After I grew up I saw very little of Brother Palm. But, when I did, he would always put his crippled hand in mine, and then I’d remember the dime I took from his tack cup. I wanted to tell him about it and give him a dollar to quiet my conscience, but I lacked the courage to confess my dishonesty.

Later, I was hired as a clerk in the old Co-op Store where Brother Palm did all his business. When he traded with me, I always put ten cents’ worth more of goods in his sack than I charged him for. Then when he left, I’d put one of my own dimes in the cashbox and mark it “paid” on the store’s ledger.

Soon the old man learned that his money bought more from me, and he would not trade with any other clerk. When someone else offered to serve him he would say, “Thank you. I will wait for Brother Palmer.”

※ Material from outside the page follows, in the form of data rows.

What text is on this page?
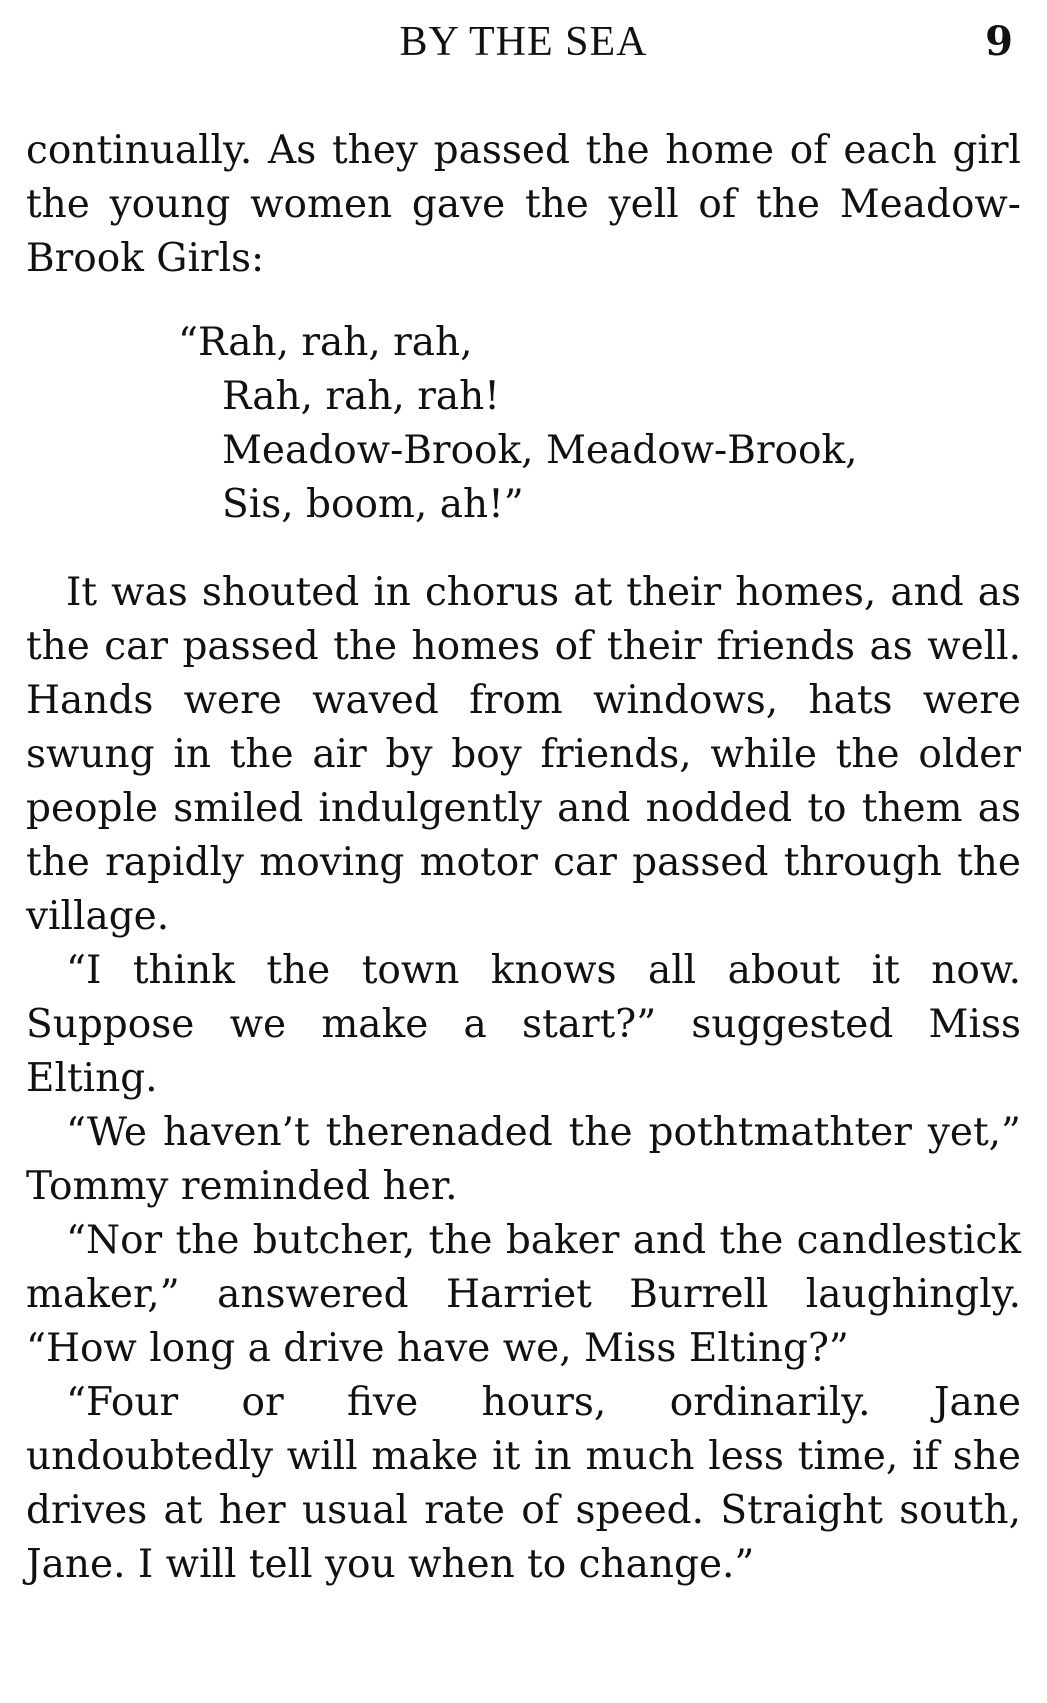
BY THE SEA	9

continually. As they passed the home of each girl the young women gave the yell of the Meadow-Brook Girls:

“Rah, rah, rah,
Rah, rah, rah!
Meadow-Brook, Meadow-Brook,
Sis, boom, ah!”

It was shouted in chorus at their homes, and as the car passed the homes of their friends as well. Hands were waved from windows, hats were swung in the air by boy friends, while the older people smiled indulgently and nodded to them as the rapidly moving motor car passed through the village.

“I think the town knows all about it now. Suppose we make a start?” suggested Miss Elting.

“We haven’t therenaded the pothtmathter yet,” Tommy reminded her.

“Nor the butcher, the baker and the candlestick maker,” answered Harriet Burrell laughingly. “How long a drive have we, Miss Elting?”

“Four or five hours, ordinarily. Jane undoubtedly will make it in much less time, if she drives at her usual rate of speed. Straight south, Jane. I will tell you when to change.”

After a while I began to realize that I wasn’t clearing my conscience of that long-ago theft. The only way for me to stop feeling guilty about that stolen dime was to confess what I had done and ask his forgiveness.

The next time Brother Palm came to trade, I gave him his order as usual and asked him to come into the office for a little talk. I opened my ledger account and showed him how I had charged myself—“sugar to Palm 10¢,” “oatmeal to Palm,” “rice to Palm,” and so on, totaling $3.70. He was amazed and asked, “What does all this mean? Has Louisa been buying things and forgetting to pay for them?”

I answered, “No, it was not Sister Palm. You bought them yourself.”

He turned to me with a puzzled and challenging look and said, “There must be a mistake! I never buy ten cents’ worth of sugar, I buy a half dollar’s worth, and I always buy a quarter’s worth of rice or mush.”

Then I told him about the dime I had stolen long ago from his shop and how I was reminded of it each time I saw the hole in his hand. I explained that I had been trying all this time to square my debt by putting ten cents’ worth more of goods in his sacks than he paid for. “I paid the extra amount and then marked it paid in the ledger,” I continued.

Pointing to the list of figures I said, “You see, Brother Palm, I’ve paid my debt many times over, but I’ve found that I can’t clear my conscience that way, so I am telling you the whole story and asking for your forgiveness.”

The old man smiled and said, “Oh, Brother Palmer, I do forgive you. I’m only sorry you didn’t tell me sooner.”

Then he stood up and put out his hand for me to shake. My finger slid into the hole in his palm and at last the guilty feeling left me.